The recent bounce-back in the stock market has provided a brief respite from the whirlwind of volatility that engulfed investors. As the looming Fed rates decision casts a shadow of uncertainty, the potential for heightened volatility is on the horizon.
This momentary calm may unveil a hidden gem for astute investors – stocks exhibiting a low implied volatility percentile.
Decoding Implied Volatility Percentile
Implied volatility metrics are currently painting a picture of tantalizing opportunities. Take Pfizer (PFE), for instance, with its implied volatility at 21%, a mere whisper away from its twelve-month low of 18% amidst a roaring high of 34%.
An essential gauge for option traders, the IV Percentile measures how a stock’s current implied volatility stacks up against its historical range. This comparison offers a benchmark to assess the stock’s volatility dynamics.
Visualizing this metric as a percentage ranging from 0-100%, a score of zero signifies rock-bottom implied volatility, whereas a perfect 100% heralds peak volatility levels for the stock.
To pinpoint stocks with alluringly low implied volatility percentiles, we turn our eyes to the Stock Screener, a powerful tool that acts as a magnifying glass in the vast market landscape.

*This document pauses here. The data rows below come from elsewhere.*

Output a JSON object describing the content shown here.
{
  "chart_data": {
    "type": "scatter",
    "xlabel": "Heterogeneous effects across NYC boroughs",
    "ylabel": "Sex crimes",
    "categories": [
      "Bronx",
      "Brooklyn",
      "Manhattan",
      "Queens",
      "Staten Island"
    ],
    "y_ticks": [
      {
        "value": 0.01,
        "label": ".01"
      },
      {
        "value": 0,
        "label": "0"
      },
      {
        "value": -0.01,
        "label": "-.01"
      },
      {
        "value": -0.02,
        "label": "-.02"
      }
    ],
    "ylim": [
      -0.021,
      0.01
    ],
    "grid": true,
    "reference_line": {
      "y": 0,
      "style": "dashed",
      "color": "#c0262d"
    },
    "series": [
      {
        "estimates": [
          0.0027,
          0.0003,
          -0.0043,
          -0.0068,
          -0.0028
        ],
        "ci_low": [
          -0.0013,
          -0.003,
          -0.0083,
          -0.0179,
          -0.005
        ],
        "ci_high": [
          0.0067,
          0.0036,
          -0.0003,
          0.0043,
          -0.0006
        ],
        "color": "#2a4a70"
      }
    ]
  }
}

Unveiling the Low Volatility Gems
Filtering stocks with stringent criteria such as high Total Options Volume (> 2,000), significant Market Cap (> 40 billion), and an IV Percentile of less than 25%, we unearth a treasure trove of low volatility stocks, including:
- Alibaba (BABA)
- Enterprise Products Partners (EPD)
- JD.com (JD)
- American Tower Corp (AMT)
- Fortinet (FTNT)
- Fidelity National Information Services (FIS)

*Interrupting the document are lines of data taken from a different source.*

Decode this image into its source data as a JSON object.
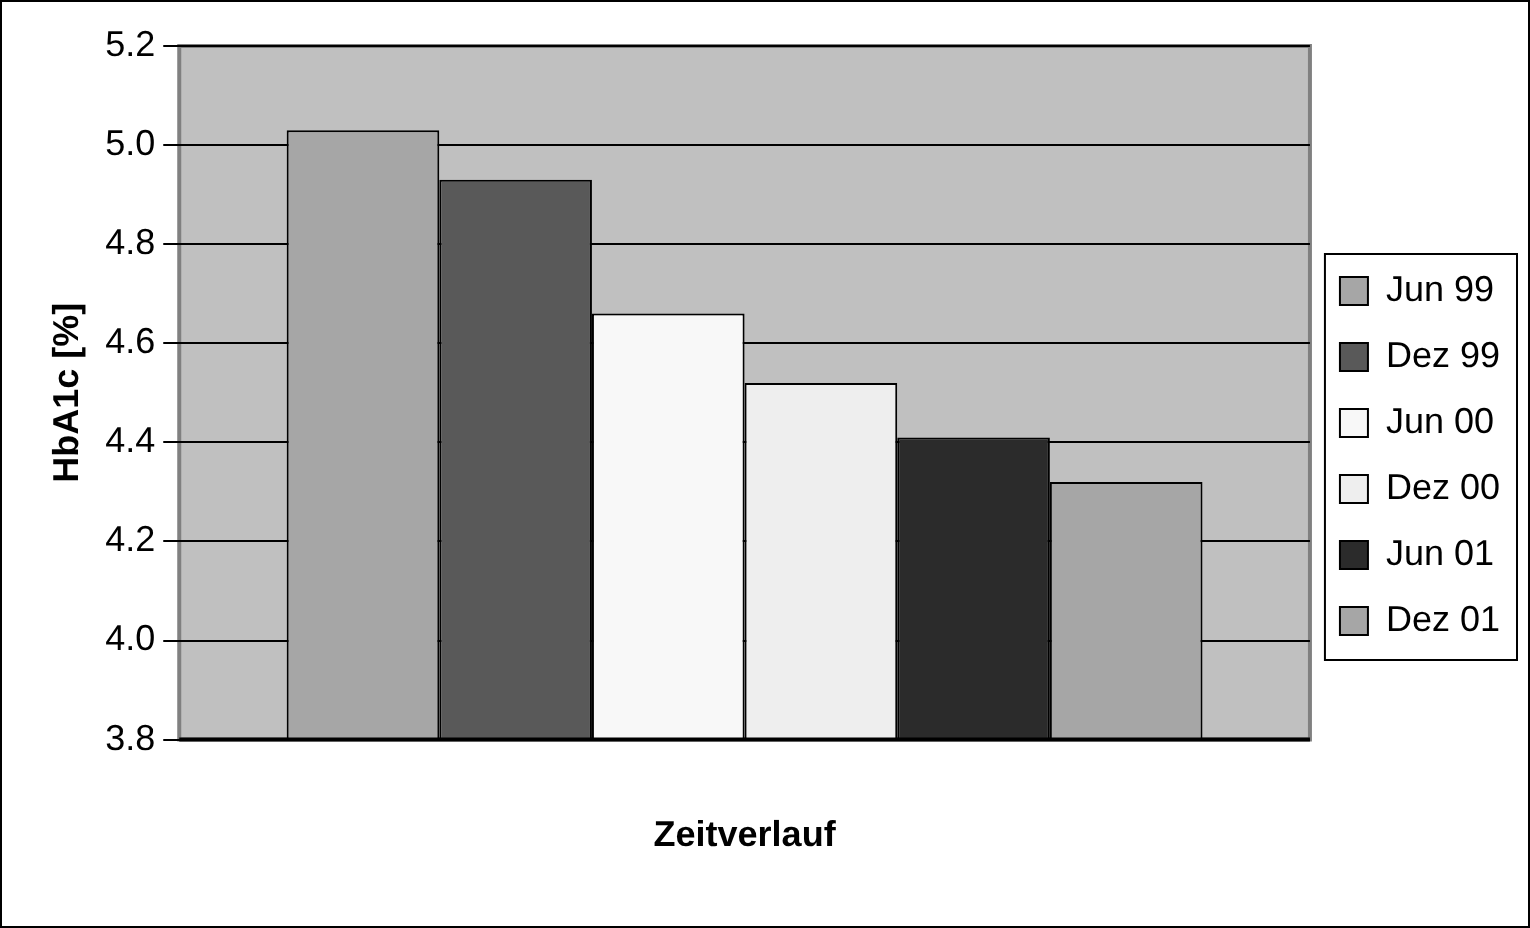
{
  "chart_data": {
    "type": "bar",
    "xlabel": "Zeitverlauf",
    "ylabel": "HbA1c [%]",
    "categories": [
      null
    ],
    "series": [
      {
        "name": "Jun 99",
        "color": "#a6a6a6",
        "values": [
          5.03
        ]
      },
      {
        "name": "Dez 99",
        "color": "#595959",
        "values": [
          4.93
        ]
      },
      {
        "name": "Jun 00",
        "color": "#f8f8f8",
        "values": [
          4.66
        ]
      },
      {
        "name": "Dez 00",
        "color": "#eeeeee",
        "values": [
          4.52
        ]
      },
      {
        "name": "Jun 01",
        "color": "#2b2b2b",
        "values": [
          4.41
        ]
      },
      {
        "name": "Dez 01",
        "color": "#a6a6a6",
        "values": [
          4.32
        ]
      }
    ],
    "ylim": [
      3.8,
      5.2
    ],
    "yticks": [
      3.8,
      {
        "value": 4,
        "label": "4.0"
      },
      4.2,
      4.4,
      4.6,
      4.8,
      {
        "value": 5,
        "label": "5.0"
      },
      5.2
    ],
    "grid": "y",
    "legend": "right"
  }
}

- Intercontinental Exchange (ICE)
- Southern Company (SO)
- DoorDash (DASH)
- Pfizer (PFE)
For the complete list, refer to the visual representation below:
Mastering the Art of IV Percentile
When the implied volatility percentile hits the floor, it’s time to navigate towards long volatility trades such as debit spreads, long straddles, and long strangles.
An insightful strategy involves comparing a stock’s IV Percentile against the broader market landscape. If pervasive low IV Percentile prevails across all stocks, the competitive edge diminishes. However, amidst a market-wide surge in implied volatility, the time is ripe to seize undervalued volatility among the listed gems.

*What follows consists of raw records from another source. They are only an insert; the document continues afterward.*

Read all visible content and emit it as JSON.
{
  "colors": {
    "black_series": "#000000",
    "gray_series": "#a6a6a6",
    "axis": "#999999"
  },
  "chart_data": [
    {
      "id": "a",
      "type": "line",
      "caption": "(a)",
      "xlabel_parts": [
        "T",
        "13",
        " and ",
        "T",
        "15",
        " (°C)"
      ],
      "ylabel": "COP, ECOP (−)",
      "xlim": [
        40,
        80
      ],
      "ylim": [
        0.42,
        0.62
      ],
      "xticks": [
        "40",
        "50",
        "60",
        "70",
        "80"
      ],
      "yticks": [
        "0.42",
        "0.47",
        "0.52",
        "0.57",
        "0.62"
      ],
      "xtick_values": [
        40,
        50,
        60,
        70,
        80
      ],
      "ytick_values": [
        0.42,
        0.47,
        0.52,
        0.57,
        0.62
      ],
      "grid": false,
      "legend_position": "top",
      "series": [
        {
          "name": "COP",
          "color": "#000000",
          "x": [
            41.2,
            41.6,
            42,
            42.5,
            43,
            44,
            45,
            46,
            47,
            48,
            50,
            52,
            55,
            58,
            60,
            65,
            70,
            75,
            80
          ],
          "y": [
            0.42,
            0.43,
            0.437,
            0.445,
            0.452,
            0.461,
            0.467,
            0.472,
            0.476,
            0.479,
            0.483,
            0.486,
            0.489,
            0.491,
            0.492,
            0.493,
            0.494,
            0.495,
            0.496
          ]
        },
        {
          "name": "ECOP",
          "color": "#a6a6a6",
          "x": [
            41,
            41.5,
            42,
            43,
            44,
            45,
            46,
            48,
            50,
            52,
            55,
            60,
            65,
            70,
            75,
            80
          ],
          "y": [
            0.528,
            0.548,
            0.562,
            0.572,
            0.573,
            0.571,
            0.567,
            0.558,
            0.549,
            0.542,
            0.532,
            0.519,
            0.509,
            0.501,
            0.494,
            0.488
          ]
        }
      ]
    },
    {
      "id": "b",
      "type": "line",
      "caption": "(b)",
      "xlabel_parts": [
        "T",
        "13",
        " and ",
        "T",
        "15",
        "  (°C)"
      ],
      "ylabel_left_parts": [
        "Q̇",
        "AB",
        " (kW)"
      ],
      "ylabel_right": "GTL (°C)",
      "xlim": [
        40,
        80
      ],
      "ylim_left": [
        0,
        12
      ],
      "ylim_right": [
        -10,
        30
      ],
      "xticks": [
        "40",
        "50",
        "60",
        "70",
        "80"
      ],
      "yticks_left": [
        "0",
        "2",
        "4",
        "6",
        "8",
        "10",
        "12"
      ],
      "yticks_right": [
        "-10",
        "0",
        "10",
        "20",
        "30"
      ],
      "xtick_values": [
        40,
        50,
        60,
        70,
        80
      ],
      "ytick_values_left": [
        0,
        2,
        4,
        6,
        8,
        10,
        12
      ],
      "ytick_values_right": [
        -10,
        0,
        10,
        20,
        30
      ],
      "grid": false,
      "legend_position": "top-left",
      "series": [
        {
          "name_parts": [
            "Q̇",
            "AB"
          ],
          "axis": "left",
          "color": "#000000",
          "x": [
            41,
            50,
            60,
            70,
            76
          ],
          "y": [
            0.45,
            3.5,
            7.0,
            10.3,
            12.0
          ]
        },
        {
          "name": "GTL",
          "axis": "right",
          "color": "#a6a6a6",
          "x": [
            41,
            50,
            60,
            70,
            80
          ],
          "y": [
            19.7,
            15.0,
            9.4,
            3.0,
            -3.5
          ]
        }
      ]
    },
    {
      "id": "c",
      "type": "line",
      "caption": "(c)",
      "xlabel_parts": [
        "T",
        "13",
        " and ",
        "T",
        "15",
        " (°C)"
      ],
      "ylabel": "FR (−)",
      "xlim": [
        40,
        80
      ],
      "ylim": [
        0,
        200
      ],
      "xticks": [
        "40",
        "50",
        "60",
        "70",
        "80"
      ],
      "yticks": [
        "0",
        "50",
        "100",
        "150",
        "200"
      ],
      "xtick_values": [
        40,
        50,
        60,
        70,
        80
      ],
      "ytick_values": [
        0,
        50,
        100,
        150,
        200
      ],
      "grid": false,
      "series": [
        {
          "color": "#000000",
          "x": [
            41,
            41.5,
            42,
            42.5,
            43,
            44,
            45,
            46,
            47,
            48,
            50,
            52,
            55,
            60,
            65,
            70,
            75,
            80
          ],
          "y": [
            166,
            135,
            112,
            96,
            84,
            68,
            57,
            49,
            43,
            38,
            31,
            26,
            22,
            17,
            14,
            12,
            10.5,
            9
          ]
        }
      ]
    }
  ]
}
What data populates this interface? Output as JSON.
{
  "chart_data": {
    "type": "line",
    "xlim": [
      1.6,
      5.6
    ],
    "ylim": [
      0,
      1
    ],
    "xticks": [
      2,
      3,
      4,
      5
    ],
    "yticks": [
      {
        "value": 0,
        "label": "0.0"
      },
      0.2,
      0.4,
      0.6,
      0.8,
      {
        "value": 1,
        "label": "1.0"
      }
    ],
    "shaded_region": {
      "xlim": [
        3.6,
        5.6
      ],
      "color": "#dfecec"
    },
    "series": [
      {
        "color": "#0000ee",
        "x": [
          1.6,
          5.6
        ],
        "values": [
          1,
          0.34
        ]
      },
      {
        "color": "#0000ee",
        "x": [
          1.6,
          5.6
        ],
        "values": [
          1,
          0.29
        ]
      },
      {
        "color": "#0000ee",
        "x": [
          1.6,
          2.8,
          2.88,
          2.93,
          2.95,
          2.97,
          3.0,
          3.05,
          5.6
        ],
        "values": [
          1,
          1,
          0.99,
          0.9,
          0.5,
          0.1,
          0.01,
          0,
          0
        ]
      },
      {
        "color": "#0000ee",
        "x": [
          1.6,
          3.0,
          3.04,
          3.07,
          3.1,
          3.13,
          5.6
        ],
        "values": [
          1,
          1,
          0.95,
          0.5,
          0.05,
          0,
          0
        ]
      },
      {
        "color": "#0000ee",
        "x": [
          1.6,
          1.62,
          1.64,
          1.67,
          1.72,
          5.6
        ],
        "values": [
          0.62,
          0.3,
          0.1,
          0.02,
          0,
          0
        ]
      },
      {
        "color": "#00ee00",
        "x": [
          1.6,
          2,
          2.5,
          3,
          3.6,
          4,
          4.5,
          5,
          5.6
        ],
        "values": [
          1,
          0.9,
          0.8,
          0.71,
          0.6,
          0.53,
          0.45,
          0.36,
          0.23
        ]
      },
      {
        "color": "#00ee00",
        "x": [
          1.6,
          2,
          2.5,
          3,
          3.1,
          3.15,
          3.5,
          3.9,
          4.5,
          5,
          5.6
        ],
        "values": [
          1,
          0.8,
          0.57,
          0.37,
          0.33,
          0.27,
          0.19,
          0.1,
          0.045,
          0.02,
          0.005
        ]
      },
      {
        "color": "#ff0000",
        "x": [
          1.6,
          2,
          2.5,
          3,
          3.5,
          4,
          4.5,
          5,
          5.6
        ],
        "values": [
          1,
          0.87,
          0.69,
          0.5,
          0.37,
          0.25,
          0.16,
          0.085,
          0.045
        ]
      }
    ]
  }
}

Furthermore, charting the upcoming earnings dates becomes crucial, as stocks often embark on dramatic trajectories post-earnings announcements.
Remember, while the allure of options beckons, tread cautiously as the seas can turn tumultuous. Consult your financial advisor, conduct thorough due diligence, and remember to harness prudence in your investment decisions.